Das Recht ströme wie Wasser

Das Recht ströme wie Wasser, die Gerechtigkeit wie ein nie versiegender Bach.
Schön wär’s, waren sich die Frauen im Großmütterkreis einig, meistens strömt ganz anderes: Ungerechtigkeit, Bereicherung, Gewalt. Aber es kommt auch auf uns an, wie wir miteinander leben.
Das war zu Zeiten des Amos nicht anders: Die Reichen wurden immer reicher, die Armen verschuldeten sich bis über die Ohren. Für den Propheten Amos (8. Jahrhundert v. Chr) war das kein Grund, die Schultern zu zucken und sich resigniert zurückzuziehen. Im Gegenteil: Er zog zu den Zentren von Macht und Reichtum und machte seinen Mund auf. Unbequem wurde er, und unbequem wurde es für ihn: So einer gehört abgeschoben, in den Süden, da, wo er herkommt.

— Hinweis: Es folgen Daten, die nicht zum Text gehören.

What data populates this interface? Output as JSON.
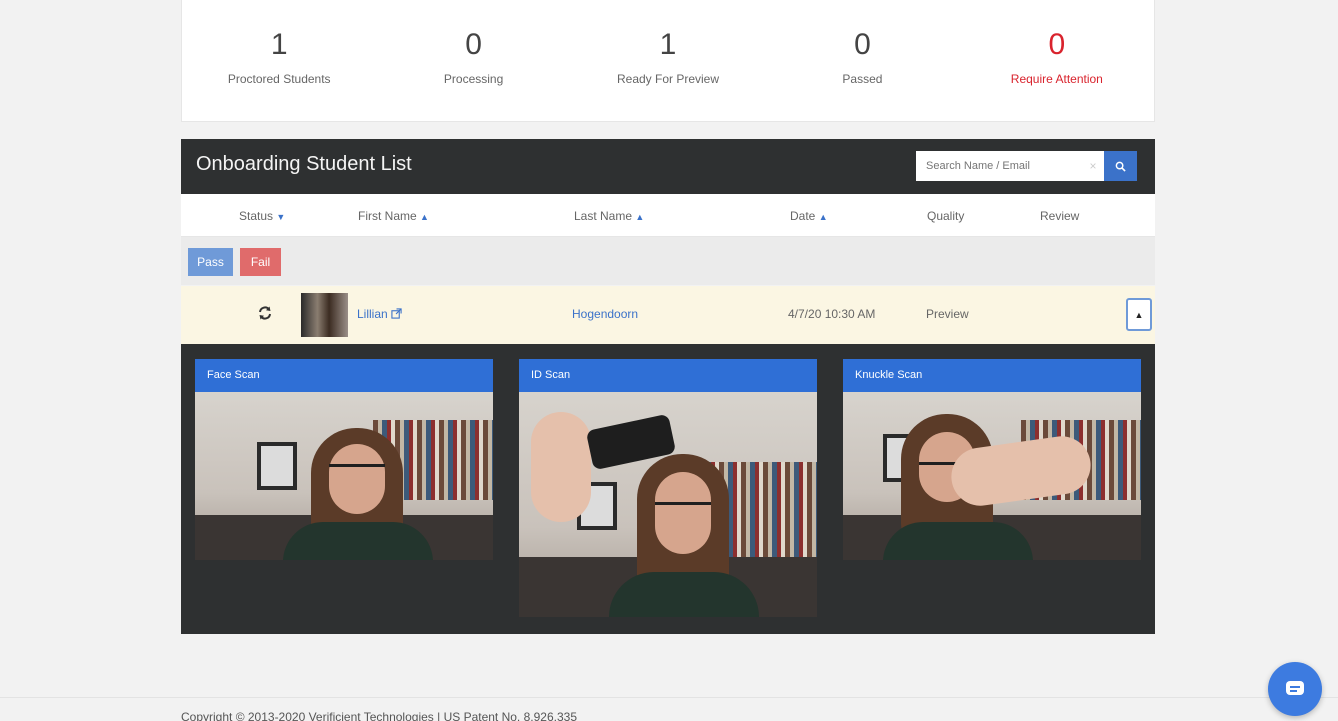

Wie es ausging für Amos, wissen wir nicht. Aber so ging es aus für Leute, die sich in der DDR für Gerechtigkeit einsetzten: Sie sollten mundtot gemacht werden, „zersetzt“, ins Gefängnis gesteckt werden oder abgeschoben in den Westen.
Heute, in der Bundesrepublik, brauchen wir das nicht so schnell zu befürchten. Der Weg zu (mehr) Recht und Gerechtigkeit ist ein langer Marsch durch die Institutionen und Paragrafen; viele Initiativen und Eine-Welt-Gruppen können ein Lied davon singen.

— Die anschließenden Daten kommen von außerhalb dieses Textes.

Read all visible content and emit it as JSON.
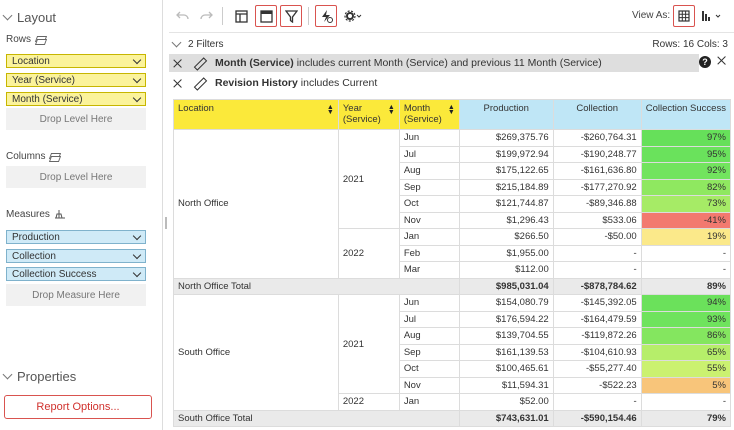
{
  "left": {
    "layout_title": "Layout",
    "rows_label": "Rows",
    "rows": [
      "Location",
      "Year (Service)",
      "Month (Service)"
    ],
    "columns_label": "Columns",
    "measures_label": "Measures",
    "measures": [
      "Production",
      "Collection",
      "Collection Success"
    ],
    "drop_level": "Drop Level Here",
    "drop_measure": "Drop Measure Here",
    "properties_title": "Properties",
    "report_options": "Report Options..."
  },
  "toolbar": {
    "view_as": "View As:"
  },
  "filters": {
    "count_label": "2 Filters",
    "rows_cols": "Rows: 16  Cols: 3",
    "filter1_bold": "Month (Service)",
    "filter1_rest": "includes current Month (Service) and previous 11 Month (Service)",
    "filter2_bold": "Revision History",
    "filter2_rest": "includes Current"
  },
  "grid": {
    "headers": {
      "location": "Location",
      "year": "Year (Service)",
      "month": "Month (Service)",
      "production": "Production",
      "collection": "Collection",
      "success": "Collection Success"
    },
    "north": {
      "location": "North Office",
      "y2021": "2021",
      "y2022": "2022",
      "rows": [
        {
          "month": "Jun",
          "prod": "$269,375.76",
          "coll": "-$260,764.31",
          "succ": "97%"
        },
        {
          "month": "Jul",
          "prod": "$199,972.94",
          "coll": "-$190,248.77",
          "succ": "95%"
        },
        {
          "month": "Aug",
          "prod": "$175,122.65",
          "coll": "-$161,636.80",
          "succ": "92%"
        },
        {
          "month": "Sep",
          "prod": "$215,184.89",
          "coll": "-$177,270.92",
          "succ": "82%"
        },
        {
          "month": "Oct",
          "prod": "$121,744.87",
          "coll": "-$89,346.88",
          "succ": "73%"
        },
        {
          "month": "Nov",
          "prod": "$1,296.43",
          "coll": "$533.06",
          "succ": "-41%"
        },
        {
          "month": "Jan",
          "prod": "$266.50",
          "coll": "-$50.00",
          "succ": "19%"
        },
        {
          "month": "Feb",
          "prod": "$1,955.00",
          "coll": "-",
          "succ": "-"
        },
        {
          "month": "Mar",
          "prod": "$112.00",
          "coll": "-",
          "succ": "-"
        }
      ],
      "total_label": "North Office Total",
      "total": {
        "prod": "$985,031.04",
        "coll": "-$878,784.62",
        "succ": "89%"
      }
    },
    "south": {
      "location": "South Office",
      "y2021": "2021",
      "y2022": "2022",
      "rows": [
        {
          "month": "Jun",
          "prod": "$154,080.79",
          "coll": "-$145,392.05",
          "succ": "94%"
        },
        {
          "month": "Jul",
          "prod": "$176,594.22",
          "coll": "-$164,479.59",
          "succ": "93%"
        },
        {
          "month": "Aug",
          "prod": "$139,704.55",
          "coll": "-$119,872.26",
          "succ": "86%"
        },
        {
          "month": "Sep",
          "prod": "$161,139.53",
          "coll": "-$104,610.93",
          "succ": "65%"
        },
        {
          "month": "Oct",
          "prod": "$100,465.61",
          "coll": "-$55,277.40",
          "succ": "55%"
        },
        {
          "month": "Nov",
          "prod": "$11,594.31",
          "coll": "-$522.23",
          "succ": "5%"
        },
        {
          "month": "Jan",
          "prod": "$52.00",
          "coll": "-",
          "succ": "-"
        }
      ],
      "total_label": "South Office Total",
      "total": {
        "prod": "$743,631.01",
        "coll": "-$590,154.46",
        "succ": "79%"
      }
    }
  },
  "colors": {
    "success_97": "#66e05a",
    "success_95": "#6ae25c",
    "success_92": "#72e45e",
    "success_82": "#8fe860",
    "success_73": "#a6eb66",
    "success_neg41": "#f2796f",
    "success_19": "#fbe98a",
    "success_94": "#6be15b",
    "success_93": "#6fe35d",
    "success_86": "#84e65f",
    "success_65": "#b6ee6a",
    "success_55": "#cbf170",
    "success_5": "#f8c57a"
  }
}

Aber es lohnt sich. 2002 sind die sogenannten Wehrmachtsdeserteure rehabilitiert worden, und der Bundestag hat für sie und für Homosexuelle, die Opfer von NS-Unrechtsurteilen wurden, eine Ehrenerklärung abgegeben. Ihre Verurteilungen wegen „Fahnenflucht“ waren bisher in Kraft, und sie mußten in aufwändigen Einzelfallprüfungen darum kämpfen, nicht mehr als vorbestraft zu gelten. Nun ist den Wehrdienstverweigerern von damals Gerechtigkeit wiederfahren. Zwar erst 57 Jahre später und für viele zu spät, aber immerhin.
Das Recht ströme wie Wasser, sagte Amos. Wasser hat etwas Bewegtes. Recht verändert sich. Was früher Gesetz war, kann sich später als ungerecht herausstellen und revidiert werden. Es lohnt sich also, wenn wir immer wieder suchen und fragen und auch protestieren auf dem Weg zu Gerechtigkeit.
Amos hat seinen Mund weit aufgerissen. Es war ihm sicher selbst nicht angenehm, dass er als unbequem und Querulant galt. Aber Gott hat ihn dazu beauftragt, und so redete er. Deshalb: Das Recht ströme wie Wasser, die Gerechtigkeit wie ein nie versiegender Bach. (Amos 5,24)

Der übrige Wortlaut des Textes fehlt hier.